И тем не менее без одной цитаты обойтись именно в местной аудитории очень тяжело. Она актуальна уже скоро сто лет, почти с тех пор, как впервые на марбургской привокзальной площади, с которой в те времена открывался более свободный вид, появился папин костюм, папин чемодан и подаренные мамой сыну на эту поездку деньги. Это драгоценная цитата для Марбурга, потому что она на многие годы вперед определила оптику и взгляд на город тысяч людей. В этом особенность любого поэта: написав для себя или для близких, он прививает, делая его безусловным, свой взгляд всем. Теперь мы все видим так и никак по-другому. Но во имя выразительности, закавычив цитату, я все-таки сменю в ней местоимение первого лица на третье:
“Он стоял, заломя голову и задыхаясь. Над ним высился головокружительный откос, на котором тремя ярусами стояли каменные макеты университета, ратуши и восьмисотлетнего замка. С десятого шага он перестал понимать, где находился. Он вспомнил, что связь с остальным миром забыл в вагоне и ее теперь… назад не воротишь...” Пленительнейшие строки эти можно было бы и продолжить, потому что драгоценное для любого краеведа описание его города пером признанного гения на этом не кончается. Здесь будет время действия — полдень, описание улиц, сделанное с предельной для Пастернака, выплескивающейся образностью, тут прозвучит конструкция домов, и вдруг возникает совершенно новый образ и новая мысль. Она лучше всего свидетельствует, что тема моей лекции уже была придумана тогда, потому что любой человек из России, попадающий к подножью этой огромной скалы, неизбежно что-то должен вспомнить. Опять, чтобы не менять ритма, произвожу ту же операцию с местоимениями: “Вдруг он понял, что пятилетнему шарканью Ломоносова по этим самым мостовым должен был предшествовать день, когда он входил в этот город впервые...”
Как же все-таки закончить эту часть записок? Мой опыт литературоведа показывает, что, как бы автор ни умничал, тот образ, который первоначально привиделся ему, несмотря на пересечения мыслей и пространные эпизоды вначале, все равно вытеснит скомпонованное произвольно. Ничего не могу с собою поделать: я никогда не забуду тяжести на моих руках почти умирающей собаки, когда нес ее из операционной с третьего этажа ветеринарной клиники по улице Россолимо, и неожиданности вот этого телефонного звонка в университетской гостинице Марбурга.
Волшебный город: здесь старая юношеская любовь всегда сама приходит на свидание.

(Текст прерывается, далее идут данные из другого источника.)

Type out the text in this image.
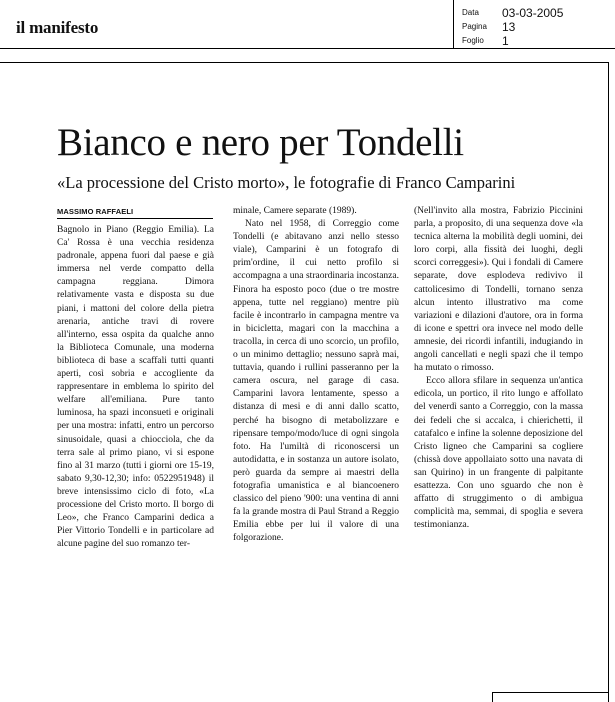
il manifesto
Data 03-03-2005
Pagina 13
Foglio 1
Bianco e nero per Tondelli
«La processione del Cristo morto», le fotografie di Franco Camparini
MASSIMO RAFFAELI

Bagnolo in Piano (Reggio Emilia). La Ca' Rossa è una vecchia residenza padronale, appena fuori dal paese e già immersa nel verde compatto della campagna reggiana. Dimora relativamente vasta e disposta su due piani, i mattoni del colore della pietra arenaria, antiche travi di rovere all'interno, essa ospita da qualche anno la Biblioteca Comunale, una moderna biblioteca di base a scaffali tutti quanti aperti, così sobria e accogliente da rappresentare in emblema lo spirito del welfare all'emiliana. Pure tanto luminosa, ha spazi inconsueti e originali per una mostra: infatti, entro un percorso sinusoidale, quasi a chiocciola, che da terra sale al primo piano, vi si espone fino al 31 marzo (tutti i giorni ore 15-19, sabato 9,30-12,30; info: 0522951948) il breve intensissimo ciclo di foto, «La processione del Cristo morto. Il borgo di Leo», che Franco Camparini dedica a Pier Vittorio Tondelli e in particolare ad alcune pagine del suo romanzo ter-

minale, Camere separate (1989).

Nato nel 1958, di Correggio come Tondelli (e abitavano anzi nello stesso viale), Camparini è un fotografo di prim'ordine, il cui netto profilo si accompagna a una straordinaria incostanza. Finora ha esposto poco (due o tre mostre appena, tutte nel reggiano) mentre più facile è incontrarlo in campagna mentre va in bicicletta, magari con la macchina a tracolla, in cerca di uno scorcio, un profilo, o un minimo dettaglio; nessuno saprà mai, tuttavia, quando i rullini passeranno per la camera oscura, nel garage di casa. Camparini lavora lentamente, spesso a distanza di mesi e di anni dallo scatto, perché ha bisogno di metabolizzare e ripensare tempo/modo/luce di ogni singola foto. Ha l'umiltà di riconoscersi un autodidatta, e in sostanza un autore isolato, però guarda da sempre ai maestri della fotografia umanistica e al biancoenero classico del pieno '900: una ventina di anni fa la grande mostra di Paul Strand a Reggio Emilia ebbe per lui il valore di una folgorazione.

(Nell'invito alla mostra, Fabrizio Piccinini parla, a proposito, di una sequenza dove «la tecnica alterna la mobilità degli uomini, dei loro corpi, alla fissità dei luoghi, degli scorci correggesi»). Qui i fondali di Camere separate, dove esplodeva redivivo il cattolicesimo di Tondelli, tornano senza alcun intento illustrativo ma come variazioni e dilazioni d'autore, ora in forma di icone e spettri ora invece nel modo delle amnesie, dei ricordi infantili, indugiando in angoli cancellati e negli spazi che il tempo ha mutato o rimosso.

Ecco allora sfilare in sequenza un'antica edicola, un portico, il rito lungo e affollato del venerdì santo a Correggio, con la massa dei fedeli che si accalca, i chierichetti, il catafalco e infine la solenne deposizione del Cristo ligneo che Camparini sa cogliere (chissà dove appollaiato sotto una navata di san Quirino) in un frangente di palpitante esattezza. Con uno sguardo che non è affatto di struggimento o di ambigua complicità ma, semmai, di spoglia e severa testimonianza.
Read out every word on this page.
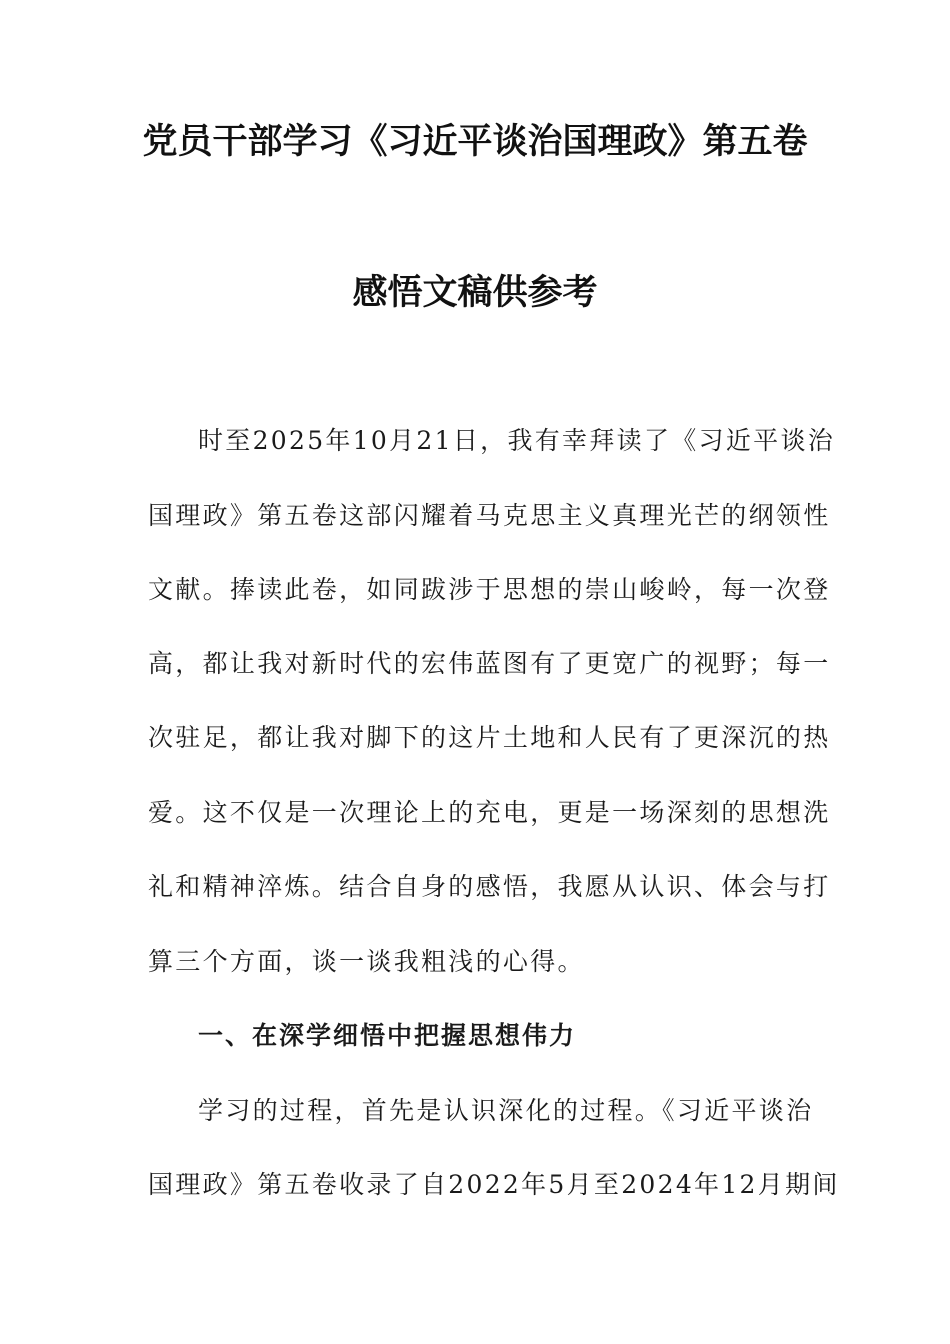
党员干部学习《习近平谈治国理政》第五卷
感悟文稿供参考
时至2025年10月21日，我有幸拜读了《习近平谈治
国理政》第五卷这部闪耀着马克思主义真理光芒的纲领性
文献。捧读此卷，如同跋涉于思想的崇山峻岭，每一次登
高，都让我对新时代的宏伟蓝图有了更宽广的视野；每一
次驻足，都让我对脚下的这片土地和人民有了更深沉的热
爱。这不仅是一次理论上的充电，更是一场深刻的思想洗
礼和精神淬炼。结合自身的感悟，我愿从认识、体会与打
算三个方面，谈一谈我粗浅的心得。
一、在深学细悟中把握思想伟力
学习的过程，首先是认识深化的过程。《习近平谈治
国理政》第五卷收录了自2022年5月至2024年12月期间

Сначала к молодому Пастернаку приехали сестры Высоцкие, а потом из близлежащего Франкфурта-на-Майне прислала призывное письмецо двоюродная сестра, Ольга Фрейденберг. В моем спокойном и тихом номере, где витали еще запахи кофе и не попрятались по углам образы отнюдь не раблезианского застолья, вдруг раздался звонок. Я бы совсем не удивился, если бы это была мелодия Моцарта, традиционная и привлекательная, из моего любимого мобильного телефона. Это значило бы, что меня преследует Москва, и преследует совсем не тревожно, не страшно, потому как я только что разговаривал с Саломеей. Но меня вызывал по гостиничному телефону Марбург! А что он мог мне предложить, если дата и даже время моей лекции были уже обусловлены и назначены?